• Pronto Comics News

Wednesdays

Every Wednesday new comic-books, trade reprint collections, and graphic novels arrive in comic shops around the country and every Wednesday comics readers flock to their local stores. Some people have pull-lists with their beloved weekly series marked down for the retailer so they never miss an issue. Some people are trade-waiters, taking a peek at the ‘floppies’ just to see what’s interesting to get an idea of what they want to pick-up in trade-paperback months later. Some people like to peruse the wall of new individual issues and trades just to see what feels right today.

I just read Jonathan Hickman’s “S.H.I.E.L.D.” #1 from Marvel Comics. Literally finished it late last night. I read the first page months and months ago, but I read everything from page two to page thirty-four last night. “S.H.I.E.L.D.” #1 came out over a year ago. I can’t keep up with the amount of comics that drop on any given Wednesday, let alone with the comics from a month or a given year and many comics are released daily as webcomics or released only by creators with small print runs in person at events like tomorrow’s Pete’s Mini/Zine Fest at Pete’s Candy Store in Brooklyn, NY. (Seriously, you should check that out if you can. Let me know how it is, I have to miss it.)

I write an annual ‘Best of the Year’s Comics’ post over on The Long and Shortbox Of It, but that post comes with a big caveat: ‘the best comics I read this year’. NOBODY can read them all.

The question then becomes, if you’re an adult who grew up reading comics and you’re already spending a great deal of time MAKING comics: Should you even try?

I thought I knew the answer, but I’m not sure anymore. When professional creators are asked what they’re reading right now they often can’t answer. They don’t have time to read comics because they’re too busy making their own. And that strikes me as a good thing.

Solutions anybody?

~@JonGorga

Artistic Exchange

In this particular industry we love so much there’s a heavy and healthy focus on collaboration… Visual storytelling, more often than not, requires conversation and coordination between creators to pull-off the story, the subtext, the moment.

Artists sometimes need writers. Pencilers usually need inkers. Artists almost always need colorists. Colorists need artists. Writers NEED artists. Creators need readers. The odd thing is that these people have trouble getting along despite the fact they so badly need each other!

Within Pronto these things generally occur in an open space because we have a system of editors keeping things civil. But that system isn’t perfect or all-encompasing. A recent inductee to the ranks at Pronto has told me that all the artists he’s submitted his script to have ‘torn it apart’. He showed me the script in question. It hadn’t been formatted with a system to make it easily readable. Problem 1. It also contained a six-panel sequence with no description much more detailed than “fight scene”. Problem 2.

But these are far from insurmountable problems! They require conversation and perhaps a few hours of editing.

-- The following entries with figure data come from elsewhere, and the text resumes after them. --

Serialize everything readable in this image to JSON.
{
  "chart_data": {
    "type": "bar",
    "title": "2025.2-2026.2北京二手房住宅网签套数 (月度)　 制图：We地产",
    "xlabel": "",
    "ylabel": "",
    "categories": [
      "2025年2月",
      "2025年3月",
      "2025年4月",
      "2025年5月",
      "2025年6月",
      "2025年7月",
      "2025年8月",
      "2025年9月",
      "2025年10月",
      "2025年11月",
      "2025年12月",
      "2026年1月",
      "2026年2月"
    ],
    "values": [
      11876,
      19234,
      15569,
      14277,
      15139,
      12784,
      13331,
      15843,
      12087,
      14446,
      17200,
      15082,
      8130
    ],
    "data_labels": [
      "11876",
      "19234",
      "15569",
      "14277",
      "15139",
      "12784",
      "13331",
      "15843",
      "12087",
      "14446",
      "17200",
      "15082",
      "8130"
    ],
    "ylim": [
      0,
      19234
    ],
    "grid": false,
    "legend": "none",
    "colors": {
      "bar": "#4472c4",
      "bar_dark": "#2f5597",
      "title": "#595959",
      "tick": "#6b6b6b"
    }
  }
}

I’m collaborating with a fellow Pronto member on a comic project that will probably be published independent of Pronto. I am her consulting editor for something she is both writing AND drawing and she has agreed to reciprocate by drawing a few short pieces from scripts I wrote that will more than likely be published by Pronto. Collaboration is key in this partnership. As her editor, I must always remember (and, yes, even remind her) that the project is in her hands, that she bears the final responsibility and therefore has the right to do whatever she feels is best. I can only advise, recommend, and prod. And that’s the way it should be. As a writer, I must remember that her brain cannot channel mine: that the way she sees characters, designs, or scenes may be different from the way I do even if we are both reading the same script.

If you are a writer? Write your script in such a way so that if you yourself had to be introduced to the story cold you could understand it and you will be more than halfway to being a better script-writer. As long as the script has a beginning, a middle, and an end, it is salvageable.

If you are an artist? Begin with sketches instead of full-blown illustrations and you will be on the road to being a better comics artist. All work you do in design and layout (the comics equivalent of pre-production) will be valuable even if only to see what doesn’t work.

Both parties must be open to different points of view, willing to make changes, and ready to ask (and be asked) an avalanche of questions. I promise things will go smoother later and on the whole as a result!